Is it as some say, “a lost art”? No. It’s basic instinct we need to reconnect with. Just take one trip to a mall or sit in the airport and observe and its not hard to see, as a society, we seem to be regressing in the way we communicate with one another in person. It’s the head down, buried in your device, repercussions of living in this day and age.
…And, it could be killing your love life, your friendships and your chances at success. Time to get back to basics with three simple things.
Look a person in the eye when you talk to them. Yea, duh right? But we aren’t doing this as a society. We’ve become so accustomed to living in virtual relationships and communicating with emojis that we’ve taken that focus away when speaking face to face. It’s one of the oldest rules in the book. Your dad probably told you 100 times “Look at me when I’m talking to you”. If it makes you uncomfortable, that’s OK, do it anyway, it gets easier.
Use the other person’s name when speaking to them. They say the sweetest sound in the world is that of your own name, it brings comfort and familiarity. And when you repeat somebody’s name to them over the course of a conversation, it’s like placing a warm blanket over cold feet in the middle of the night. It gives them that warm tingly feeling.
Ask follow up questions. Nobody likes a conversation hog, the me..me..me person who can’t wait for you to finish your sentence about your weekend so they can tell you their “better” story about how theirs went.
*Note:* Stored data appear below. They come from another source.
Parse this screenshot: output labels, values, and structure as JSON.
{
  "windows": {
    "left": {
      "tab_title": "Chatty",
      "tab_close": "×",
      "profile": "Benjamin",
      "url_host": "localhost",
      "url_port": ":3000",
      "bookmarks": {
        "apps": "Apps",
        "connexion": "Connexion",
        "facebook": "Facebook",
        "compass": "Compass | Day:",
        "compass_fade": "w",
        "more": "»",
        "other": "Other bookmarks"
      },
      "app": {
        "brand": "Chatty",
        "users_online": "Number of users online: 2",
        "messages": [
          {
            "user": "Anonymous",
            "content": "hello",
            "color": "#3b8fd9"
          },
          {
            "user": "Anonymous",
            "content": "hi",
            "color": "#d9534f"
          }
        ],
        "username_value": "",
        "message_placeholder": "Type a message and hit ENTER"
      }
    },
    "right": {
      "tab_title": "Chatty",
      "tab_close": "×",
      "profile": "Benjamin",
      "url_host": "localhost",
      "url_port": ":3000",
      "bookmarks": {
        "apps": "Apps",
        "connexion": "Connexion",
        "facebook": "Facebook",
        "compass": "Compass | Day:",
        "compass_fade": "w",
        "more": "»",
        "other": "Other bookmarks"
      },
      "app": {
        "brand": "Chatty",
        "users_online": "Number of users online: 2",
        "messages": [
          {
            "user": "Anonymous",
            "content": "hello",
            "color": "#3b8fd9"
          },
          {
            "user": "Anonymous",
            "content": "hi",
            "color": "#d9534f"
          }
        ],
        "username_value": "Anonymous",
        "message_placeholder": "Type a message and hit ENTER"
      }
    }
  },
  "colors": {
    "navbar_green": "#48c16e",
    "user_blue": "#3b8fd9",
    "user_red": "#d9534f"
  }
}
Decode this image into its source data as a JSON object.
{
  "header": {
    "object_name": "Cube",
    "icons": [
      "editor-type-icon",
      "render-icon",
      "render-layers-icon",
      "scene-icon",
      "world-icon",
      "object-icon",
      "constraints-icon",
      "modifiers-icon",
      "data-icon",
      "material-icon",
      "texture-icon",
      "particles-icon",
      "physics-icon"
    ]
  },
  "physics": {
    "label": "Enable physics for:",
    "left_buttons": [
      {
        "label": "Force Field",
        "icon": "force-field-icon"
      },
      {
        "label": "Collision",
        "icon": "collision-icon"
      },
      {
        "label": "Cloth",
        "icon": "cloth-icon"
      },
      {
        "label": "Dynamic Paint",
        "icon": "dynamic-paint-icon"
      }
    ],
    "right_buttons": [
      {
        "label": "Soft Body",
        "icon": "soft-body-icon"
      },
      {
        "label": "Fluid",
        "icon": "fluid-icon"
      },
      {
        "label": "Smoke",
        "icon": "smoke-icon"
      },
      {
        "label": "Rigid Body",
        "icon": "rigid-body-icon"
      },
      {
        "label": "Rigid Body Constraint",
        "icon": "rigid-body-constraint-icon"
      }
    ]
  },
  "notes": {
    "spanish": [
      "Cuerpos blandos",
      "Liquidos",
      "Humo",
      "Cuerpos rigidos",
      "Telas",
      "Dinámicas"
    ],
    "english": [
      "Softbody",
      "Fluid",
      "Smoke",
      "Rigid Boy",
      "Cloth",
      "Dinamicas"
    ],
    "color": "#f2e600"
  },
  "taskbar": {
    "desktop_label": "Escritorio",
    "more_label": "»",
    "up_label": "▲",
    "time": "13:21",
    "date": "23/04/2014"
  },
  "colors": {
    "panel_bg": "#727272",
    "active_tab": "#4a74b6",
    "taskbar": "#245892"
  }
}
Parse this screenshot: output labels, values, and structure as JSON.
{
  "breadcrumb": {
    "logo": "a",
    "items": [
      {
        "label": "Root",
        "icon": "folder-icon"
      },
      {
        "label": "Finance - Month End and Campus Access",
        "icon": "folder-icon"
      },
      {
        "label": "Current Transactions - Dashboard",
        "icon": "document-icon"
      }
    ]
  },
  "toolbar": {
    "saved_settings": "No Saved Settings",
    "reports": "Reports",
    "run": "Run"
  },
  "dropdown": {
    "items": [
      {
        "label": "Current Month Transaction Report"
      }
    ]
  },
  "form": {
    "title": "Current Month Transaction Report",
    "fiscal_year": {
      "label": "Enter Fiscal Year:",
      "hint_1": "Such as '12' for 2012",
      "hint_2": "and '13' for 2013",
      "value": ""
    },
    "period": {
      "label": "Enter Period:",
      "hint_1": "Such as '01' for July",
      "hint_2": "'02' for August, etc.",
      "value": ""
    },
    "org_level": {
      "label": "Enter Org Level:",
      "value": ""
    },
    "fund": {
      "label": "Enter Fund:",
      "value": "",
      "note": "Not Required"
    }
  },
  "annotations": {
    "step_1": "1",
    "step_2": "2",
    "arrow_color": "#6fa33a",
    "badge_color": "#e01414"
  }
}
Wanna win the favor of other people, then be unselfish in your communication and take interest in the points others are trying to make. The best way to do that is with a follow up question. It can be as simple as “tell me more” or “how did that make you feel?” Winning people’s favor and friendship is about them, not you.
I love this quote by Robert Baden Powell
“If you make listening and observation your occupation, you will gain much more than you can by talk.”
So there you are, three simple steps. Now you’re socially speaking.